After dinner and a soothing sauna we collapsed in our bunks: tired but happy that we’d not made a complete hash of skiing and that we’d been more than warm enough. 

The second day was all about getting used to skiing in deeper powder snow and moving through the forest, crossing snow covered streams and dealing with steeper terrain. We skied until about 3pm and then headed back to the cabin to organise our gear (sleds!) for day 3.

Fetching wood

We woke early on day 3 and pulled our sleds down to the minibuses that would take us to Fulufjället national park. We each had a sled loaded with food, tent, sleeping matts/bags etc. Everything required to spend 50+ hours in the cold and snow.

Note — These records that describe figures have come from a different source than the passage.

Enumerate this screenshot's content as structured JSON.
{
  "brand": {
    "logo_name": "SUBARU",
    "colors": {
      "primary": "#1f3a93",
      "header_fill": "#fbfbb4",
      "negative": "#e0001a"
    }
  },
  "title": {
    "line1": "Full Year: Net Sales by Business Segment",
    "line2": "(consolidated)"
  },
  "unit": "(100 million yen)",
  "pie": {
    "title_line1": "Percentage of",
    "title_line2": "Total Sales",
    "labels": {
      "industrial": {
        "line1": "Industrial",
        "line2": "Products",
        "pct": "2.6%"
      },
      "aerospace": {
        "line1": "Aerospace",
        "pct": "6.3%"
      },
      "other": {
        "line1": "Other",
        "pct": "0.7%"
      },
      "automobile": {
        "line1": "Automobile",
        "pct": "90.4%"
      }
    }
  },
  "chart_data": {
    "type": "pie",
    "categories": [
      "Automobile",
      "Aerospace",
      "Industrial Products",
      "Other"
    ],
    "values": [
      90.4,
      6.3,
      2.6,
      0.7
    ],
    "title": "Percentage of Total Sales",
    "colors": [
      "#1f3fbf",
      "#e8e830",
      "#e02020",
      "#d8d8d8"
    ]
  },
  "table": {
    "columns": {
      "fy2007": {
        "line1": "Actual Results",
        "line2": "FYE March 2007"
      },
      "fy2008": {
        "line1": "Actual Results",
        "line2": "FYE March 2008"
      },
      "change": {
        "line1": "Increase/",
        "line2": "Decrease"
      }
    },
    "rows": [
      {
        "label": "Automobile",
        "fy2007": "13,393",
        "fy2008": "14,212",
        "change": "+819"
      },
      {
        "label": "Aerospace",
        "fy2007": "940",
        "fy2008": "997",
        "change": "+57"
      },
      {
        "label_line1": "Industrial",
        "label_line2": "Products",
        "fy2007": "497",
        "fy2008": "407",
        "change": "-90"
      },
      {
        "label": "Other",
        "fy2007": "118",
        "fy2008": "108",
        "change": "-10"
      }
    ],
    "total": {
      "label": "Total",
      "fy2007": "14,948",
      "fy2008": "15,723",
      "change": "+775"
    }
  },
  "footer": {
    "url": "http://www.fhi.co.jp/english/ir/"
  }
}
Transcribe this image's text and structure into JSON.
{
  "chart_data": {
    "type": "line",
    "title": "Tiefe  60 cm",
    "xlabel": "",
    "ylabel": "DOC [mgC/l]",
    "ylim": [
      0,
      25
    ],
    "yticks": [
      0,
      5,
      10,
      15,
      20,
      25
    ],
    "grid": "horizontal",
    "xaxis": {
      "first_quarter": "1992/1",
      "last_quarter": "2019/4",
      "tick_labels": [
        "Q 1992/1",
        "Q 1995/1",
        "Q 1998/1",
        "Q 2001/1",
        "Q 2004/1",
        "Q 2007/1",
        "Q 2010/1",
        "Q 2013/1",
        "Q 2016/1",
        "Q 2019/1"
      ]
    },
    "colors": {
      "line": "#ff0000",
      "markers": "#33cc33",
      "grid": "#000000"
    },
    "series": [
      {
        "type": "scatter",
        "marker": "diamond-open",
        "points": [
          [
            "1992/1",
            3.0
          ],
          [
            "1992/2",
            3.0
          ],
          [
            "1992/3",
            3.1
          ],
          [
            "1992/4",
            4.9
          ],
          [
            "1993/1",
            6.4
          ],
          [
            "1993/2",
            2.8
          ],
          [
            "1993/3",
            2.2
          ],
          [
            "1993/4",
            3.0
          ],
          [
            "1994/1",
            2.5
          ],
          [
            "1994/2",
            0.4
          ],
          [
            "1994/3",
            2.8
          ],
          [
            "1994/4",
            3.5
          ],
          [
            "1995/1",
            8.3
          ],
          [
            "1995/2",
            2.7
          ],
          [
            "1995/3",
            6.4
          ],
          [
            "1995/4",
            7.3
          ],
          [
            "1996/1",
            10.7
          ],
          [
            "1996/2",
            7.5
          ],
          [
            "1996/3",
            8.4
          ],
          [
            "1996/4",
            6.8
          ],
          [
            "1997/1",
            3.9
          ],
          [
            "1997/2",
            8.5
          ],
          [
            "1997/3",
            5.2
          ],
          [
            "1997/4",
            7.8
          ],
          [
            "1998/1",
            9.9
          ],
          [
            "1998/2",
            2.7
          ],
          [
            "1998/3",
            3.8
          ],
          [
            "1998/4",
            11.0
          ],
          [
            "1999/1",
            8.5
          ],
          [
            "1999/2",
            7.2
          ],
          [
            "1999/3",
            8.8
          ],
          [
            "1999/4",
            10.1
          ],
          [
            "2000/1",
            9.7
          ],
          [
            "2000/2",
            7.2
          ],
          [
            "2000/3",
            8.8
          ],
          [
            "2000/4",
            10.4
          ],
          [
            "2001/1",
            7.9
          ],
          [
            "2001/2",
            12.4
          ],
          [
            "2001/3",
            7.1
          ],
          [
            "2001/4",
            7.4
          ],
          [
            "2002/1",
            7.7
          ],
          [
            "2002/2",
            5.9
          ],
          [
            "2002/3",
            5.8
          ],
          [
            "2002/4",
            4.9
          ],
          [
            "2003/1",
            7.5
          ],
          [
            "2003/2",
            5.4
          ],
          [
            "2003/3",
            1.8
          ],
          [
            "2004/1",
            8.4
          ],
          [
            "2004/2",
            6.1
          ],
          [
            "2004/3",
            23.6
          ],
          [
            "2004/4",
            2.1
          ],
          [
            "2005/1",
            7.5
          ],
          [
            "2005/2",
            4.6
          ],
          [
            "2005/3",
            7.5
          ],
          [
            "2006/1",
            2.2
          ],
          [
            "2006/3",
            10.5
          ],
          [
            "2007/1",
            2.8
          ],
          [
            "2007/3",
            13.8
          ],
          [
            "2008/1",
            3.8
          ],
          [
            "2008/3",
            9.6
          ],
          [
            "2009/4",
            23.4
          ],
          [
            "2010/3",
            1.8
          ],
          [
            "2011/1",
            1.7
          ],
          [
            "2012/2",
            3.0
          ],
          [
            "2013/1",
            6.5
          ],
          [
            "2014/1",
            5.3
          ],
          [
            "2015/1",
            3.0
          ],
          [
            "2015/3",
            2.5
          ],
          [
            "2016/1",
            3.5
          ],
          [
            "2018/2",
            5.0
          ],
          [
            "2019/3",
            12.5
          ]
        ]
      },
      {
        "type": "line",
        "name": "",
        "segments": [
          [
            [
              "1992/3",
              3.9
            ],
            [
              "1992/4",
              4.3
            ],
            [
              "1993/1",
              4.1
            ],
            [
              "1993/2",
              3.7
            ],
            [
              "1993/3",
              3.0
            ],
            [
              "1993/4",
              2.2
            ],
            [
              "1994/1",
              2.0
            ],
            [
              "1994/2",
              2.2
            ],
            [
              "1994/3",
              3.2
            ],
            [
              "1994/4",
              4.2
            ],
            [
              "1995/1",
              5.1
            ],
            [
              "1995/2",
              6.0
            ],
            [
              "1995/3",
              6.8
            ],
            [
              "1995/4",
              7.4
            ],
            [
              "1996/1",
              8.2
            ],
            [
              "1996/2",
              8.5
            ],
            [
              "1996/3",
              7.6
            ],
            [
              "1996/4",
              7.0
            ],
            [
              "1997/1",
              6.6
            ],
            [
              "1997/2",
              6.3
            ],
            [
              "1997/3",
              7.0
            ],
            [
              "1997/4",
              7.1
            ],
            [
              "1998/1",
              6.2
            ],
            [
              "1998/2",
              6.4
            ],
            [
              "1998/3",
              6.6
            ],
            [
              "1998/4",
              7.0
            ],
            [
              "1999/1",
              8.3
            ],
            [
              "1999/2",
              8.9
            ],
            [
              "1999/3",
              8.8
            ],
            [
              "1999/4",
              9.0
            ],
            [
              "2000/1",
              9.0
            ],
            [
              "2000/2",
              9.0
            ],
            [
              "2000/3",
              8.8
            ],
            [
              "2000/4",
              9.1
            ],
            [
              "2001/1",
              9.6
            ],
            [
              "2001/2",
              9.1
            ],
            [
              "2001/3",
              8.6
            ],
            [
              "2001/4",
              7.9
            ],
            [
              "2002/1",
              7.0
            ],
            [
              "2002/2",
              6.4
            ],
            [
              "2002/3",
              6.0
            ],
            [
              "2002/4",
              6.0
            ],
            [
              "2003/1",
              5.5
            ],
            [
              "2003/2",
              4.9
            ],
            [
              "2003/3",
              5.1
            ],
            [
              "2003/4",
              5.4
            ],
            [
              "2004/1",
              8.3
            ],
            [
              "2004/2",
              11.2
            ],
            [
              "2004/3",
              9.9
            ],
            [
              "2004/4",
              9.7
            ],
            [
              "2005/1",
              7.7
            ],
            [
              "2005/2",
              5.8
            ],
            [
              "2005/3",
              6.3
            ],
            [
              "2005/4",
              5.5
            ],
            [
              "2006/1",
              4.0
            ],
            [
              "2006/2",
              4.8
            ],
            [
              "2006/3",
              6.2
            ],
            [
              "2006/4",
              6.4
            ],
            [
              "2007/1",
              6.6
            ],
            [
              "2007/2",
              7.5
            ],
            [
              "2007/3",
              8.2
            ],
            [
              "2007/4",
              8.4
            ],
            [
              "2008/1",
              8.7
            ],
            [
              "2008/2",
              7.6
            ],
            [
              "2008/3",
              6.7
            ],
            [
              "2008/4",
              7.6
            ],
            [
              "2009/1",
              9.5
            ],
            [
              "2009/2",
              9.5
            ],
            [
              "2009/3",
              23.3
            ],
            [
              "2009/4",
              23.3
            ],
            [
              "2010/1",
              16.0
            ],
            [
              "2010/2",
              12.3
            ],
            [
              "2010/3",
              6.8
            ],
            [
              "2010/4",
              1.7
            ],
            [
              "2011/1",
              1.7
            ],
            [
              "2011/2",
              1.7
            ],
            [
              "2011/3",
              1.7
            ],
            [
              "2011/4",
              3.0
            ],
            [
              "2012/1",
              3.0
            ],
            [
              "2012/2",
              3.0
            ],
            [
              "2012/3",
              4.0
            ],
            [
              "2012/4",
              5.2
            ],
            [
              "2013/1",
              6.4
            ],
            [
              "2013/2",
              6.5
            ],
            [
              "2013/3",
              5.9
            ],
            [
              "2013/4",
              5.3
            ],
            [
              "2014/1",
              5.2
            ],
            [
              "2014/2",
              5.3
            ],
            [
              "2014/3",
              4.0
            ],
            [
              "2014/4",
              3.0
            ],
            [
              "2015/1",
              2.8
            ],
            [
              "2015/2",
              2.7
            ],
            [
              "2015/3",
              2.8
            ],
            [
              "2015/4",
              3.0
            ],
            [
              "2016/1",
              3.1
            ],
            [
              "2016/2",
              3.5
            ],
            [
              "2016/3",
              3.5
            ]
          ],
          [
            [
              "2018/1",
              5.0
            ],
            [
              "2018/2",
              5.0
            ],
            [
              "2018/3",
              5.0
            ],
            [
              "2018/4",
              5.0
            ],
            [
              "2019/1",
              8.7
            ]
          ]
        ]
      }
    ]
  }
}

Skiing with the sleds was not too challenging on the flat, but as the gradient and headwinds increased, we began to strain and slip, fighting our way up to a plateau. After a couple of hours Thomas made the call that we would drop back down below the tree line and setup camp on the leeward side of an escarpment. Immediately we were out of the wind the going became easier and we spent a couple of hours unloading sleds, pitching tents and digging trenches between the tents, allowing us to move around the camp without putting on our skis.

Skiing with sleds

With temperature around -10 degrees centigrade even mundane tasks became a challenge, with management of gear and humidity paramount. Our sleeping bags (rated to -30) kept us snug and warm but we slept fitfully, worrying that our boots would be frozen solid, or that we’d have to heed the call of nature during the night!

We awoke to absolute silence, with the sun just peeking above the horizon, and a dusting of snow on our tents. The wind had dropped and the conditions looked good for another attempt at reaching the plateau – this time without sleds to slow us down, or a headwind.

Frosty morning camp

Once up on the plateau we took a break for lunch and then followed the Kungsleden trail for a few kilometres, before circling back to our camp. On our return we took the opportunity to peek into some snow caves that were being dug by students of the mountain school. After 4+ hours of digging the students had a nice cosy snow hole to sleep in.

On the plateau

Our second night under canvas was uneventful — perhaps due to tiredness, or just feeling more relaxed I slept well, was more than warm enough and woke to another beautiful morning. We spent a couple of hours making breakfast and lunch and then striking camp and repacking our sleds, before skiing back down to the minibuses and civilisation. High-fives all around, we’d survived!

Sunrise over the camp

Our last night back in the cabin was accompanied by a long leisurely sauna, swapped tales of daring-do, games and a dram or two of whiskey… Perfect to unwind and prepare for our return to the trials of daily life.